Costarican idioms (loosely interpreted)
Okay, I’ve run aground; K is a difficult letter in the Spanish alphabet. There are all sorts of K words, but they are mostly translations of things like Kant, Karachi, Kurdish, etc.
So today I thought I would discuss Kilo. Most Americans know it as a unit of weight; one we refuse to use in our weights and measures system. Remember when the USA was going to switch from the imperial to the metric system? What a disaster. Americans just refused to do it.
I became accustomed to the metric system when I worked as a nurse, and it is such a no-brainer I’m surprised Americans are reluctant to make the switch. 10 X 10= 100, 100 X 100 = 1000. What could be easier? But we get caught up in the conversions… let’s see, a kilo is 2.2 pounds… so that makes my ten pound bag of sugar… how many kilos?
Americans are more adept at associating kilos with drugs. Cocaine. Marijuana. Columbian cartels and the Mafia. I think Americans think it sounds more like a foreign invasion if it’s in that foreign measurement. Screaming headlines like: COSTA RICA SEIZES 900 KILOS OF COCAINE. Well, clearly, this is a foreign problem. But, whether the reports are in metric or Imperial, the problem is All-American. All drugs grown or manufactured on this continent are headed for that market.

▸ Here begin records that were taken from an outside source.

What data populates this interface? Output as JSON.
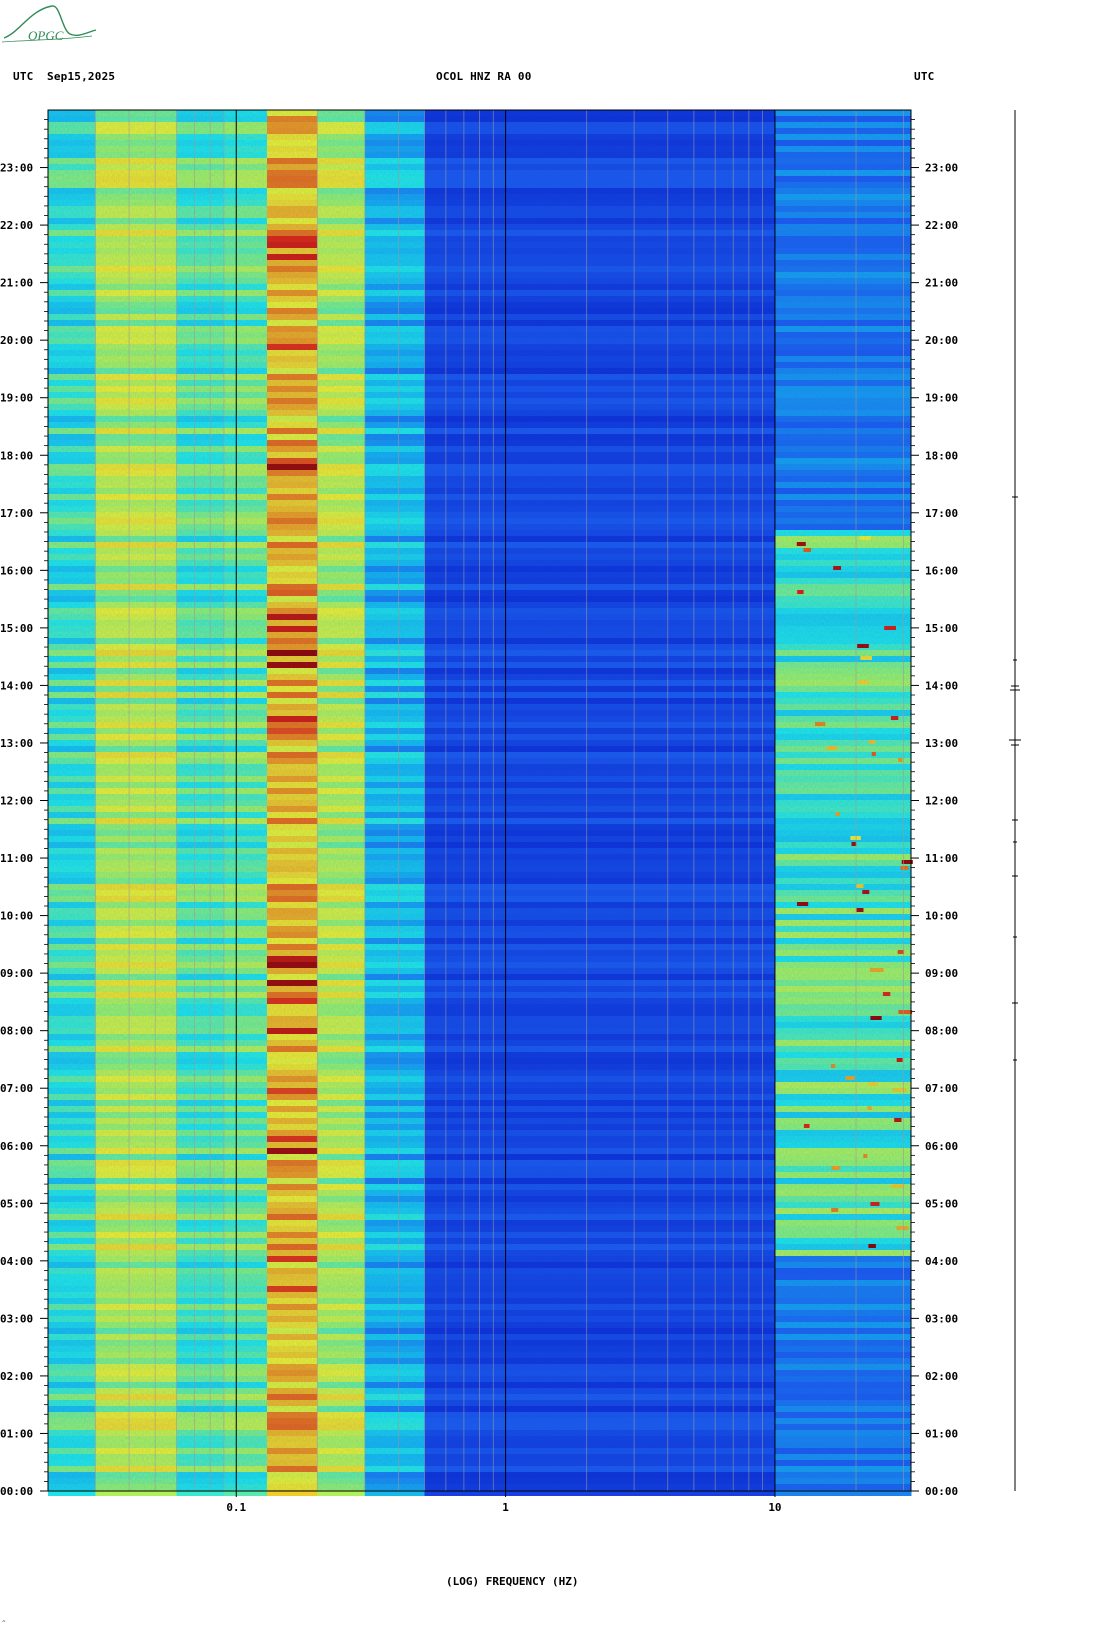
{
  "header": {
    "tz_left": "UTC",
    "date": "Sep15,2025",
    "station": "OCOL HNZ RA 00",
    "tz_right": "UTC"
  },
  "logo": {
    "text": "OPGC",
    "color": "#2e8b57"
  },
  "footnote": "^",
  "chart_data": {
    "type": "heatmap",
    "title": "OCOL HNZ RA 00",
    "xlabel": "(LOG) FREQUENCY (HZ)",
    "ylabel": "UTC",
    "x_scale": "log",
    "xlim": [
      0.02,
      32
    ],
    "x_ticks": [
      {
        "value": 0.1,
        "label": "0.1"
      },
      {
        "value": 1,
        "label": "1"
      },
      {
        "value": 10,
        "label": "10"
      }
    ],
    "y_unit": "hours",
    "ylim": [
      0,
      24
    ],
    "y_ticks": [
      {
        "value": 0,
        "label": "00:00"
      },
      {
        "value": 1,
        "label": "01:00"
      },
      {
        "value": 2,
        "label": "02:00"
      },
      {
        "value": 3,
        "label": "03:00"
      },
      {
        "value": 4,
        "label": "04:00"
      },
      {
        "value": 5,
        "label": "05:00"
      },
      {
        "value": 6,
        "label": "06:00"
      },
      {
        "value": 7,
        "label": "07:00"
      },
      {
        "value": 8,
        "label": "08:00"
      },
      {
        "value": 9,
        "label": "09:00"
      },
      {
        "value": 10,
        "label": "10:00"
      },
      {
        "value": 11,
        "label": "11:00"
      },
      {
        "value": 12,
        "label": "12:00"
      },
      {
        "value": 13,
        "label": "13:00"
      },
      {
        "value": 14,
        "label": "14:00"
      },
      {
        "value": 15,
        "label": "15:00"
      },
      {
        "value": 16,
        "label": "16:00"
      },
      {
        "value": 17,
        "label": "17:00"
      },
      {
        "value": 18,
        "label": "18:00"
      },
      {
        "value": 19,
        "label": "19:00"
      },
      {
        "value": 20,
        "label": "20:00"
      },
      {
        "value": 21,
        "label": "21:00"
      },
      {
        "value": 22,
        "label": "22:00"
      },
      {
        "value": 23,
        "label": "23:00"
      }
    ],
    "colormap": [
      "#0a1ecf",
      "#1e5af0",
      "#17b4f0",
      "#22e6e6",
      "#9af06a",
      "#f0f030",
      "#f0a020",
      "#e02010",
      "#8a0000"
    ],
    "bands": [
      {
        "f_min": 0.02,
        "f_max": 0.03,
        "level": 0.38
      },
      {
        "f_min": 0.03,
        "f_max": 0.06,
        "level": 0.55
      },
      {
        "f_min": 0.06,
        "f_max": 0.09,
        "level": 0.42
      },
      {
        "f_min": 0.09,
        "f_max": 0.13,
        "level": 0.45
      },
      {
        "f_min": 0.13,
        "f_max": 0.2,
        "level": 0.7
      },
      {
        "f_min": 0.2,
        "f_max": 0.3,
        "level": 0.55
      },
      {
        "f_min": 0.3,
        "f_max": 0.5,
        "level": 0.28
      },
      {
        "f_min": 0.5,
        "f_max": 10,
        "level": 0.08
      },
      {
        "f_min": 10,
        "f_max": 32,
        "level": 0.18
      }
    ],
    "high_freq_activity_hours": [
      4.1,
      16.8
    ],
    "grid": true
  }
}
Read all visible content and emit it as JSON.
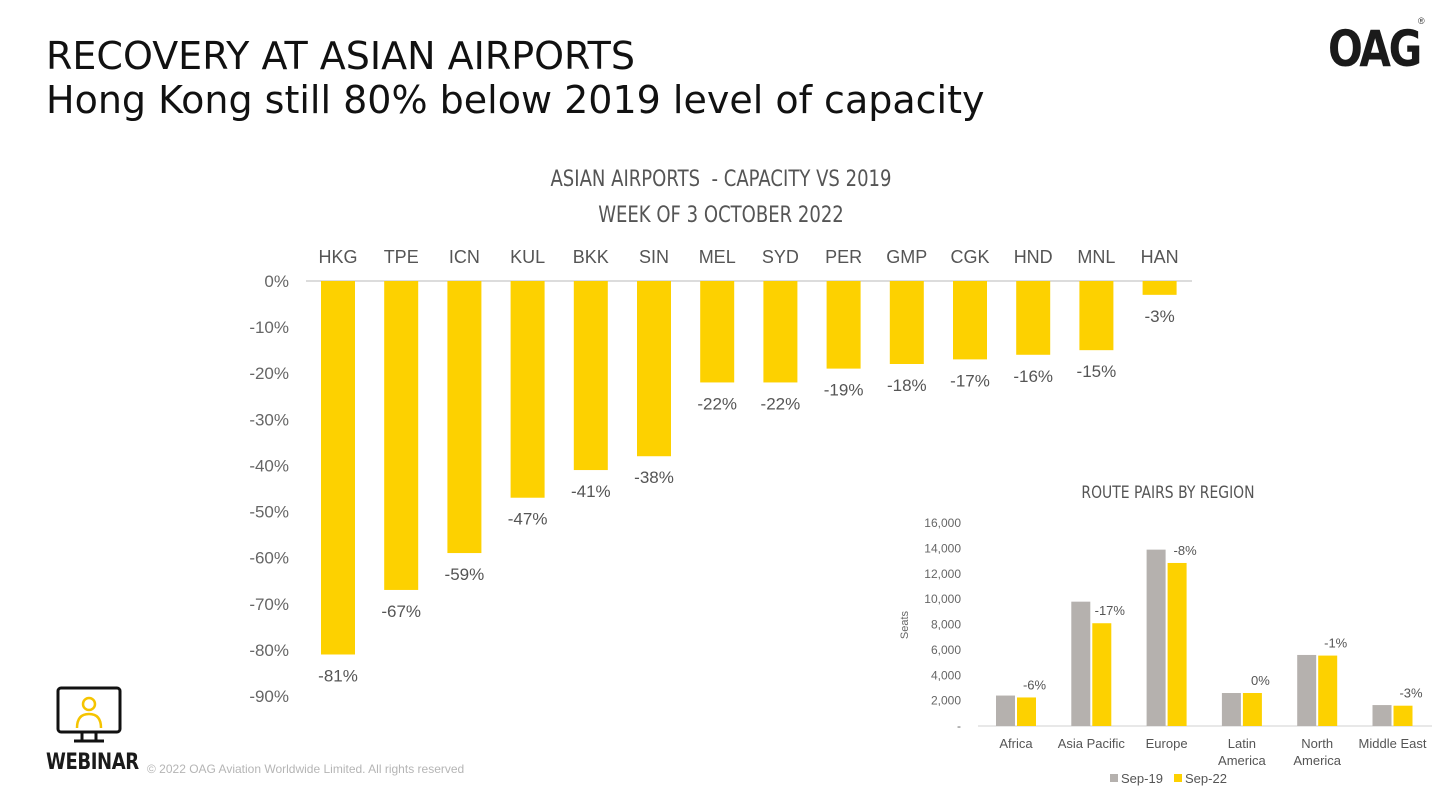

Both Panama and Costa Rica share the dubious distinction of being narrow countries on the isthmus connecting South America with the rest of Central America. Consequently, there is a logjam of drugs headed north.
The fishermen who live in Manzanillo talk about the Two Waters, the area off the coast where big boats with powerful motors run up and down the coast. They have found jettisoned packages of cocaine and brought them home. Certainly a better return than a boatload of pargo. There were a couple of bad boys down here that took to running that course at night, looking for the boats and stealing their cargo. One can only imagine the gun battles out there on with bullets flying in the salt spray. Their boat mysteriously caught fire one day. It exploded, killed one and burned the other two badly. Dangerous work.
If the contraband is not running on the sea it is laboriously making its way overland on ancient Indigenous trails. We often hear the US DEA planes flying overhead, and for about six months one year we heard loud regular explosions at night. Alan, who spent a year in Vietnam, knew immediately what it was: aerial reconnaissance, looking for marijuana fields and transport routes.
The only arrests we read about in the papers involve low-level targets. The big fish always seem to get away, and the kilos keep flowing north.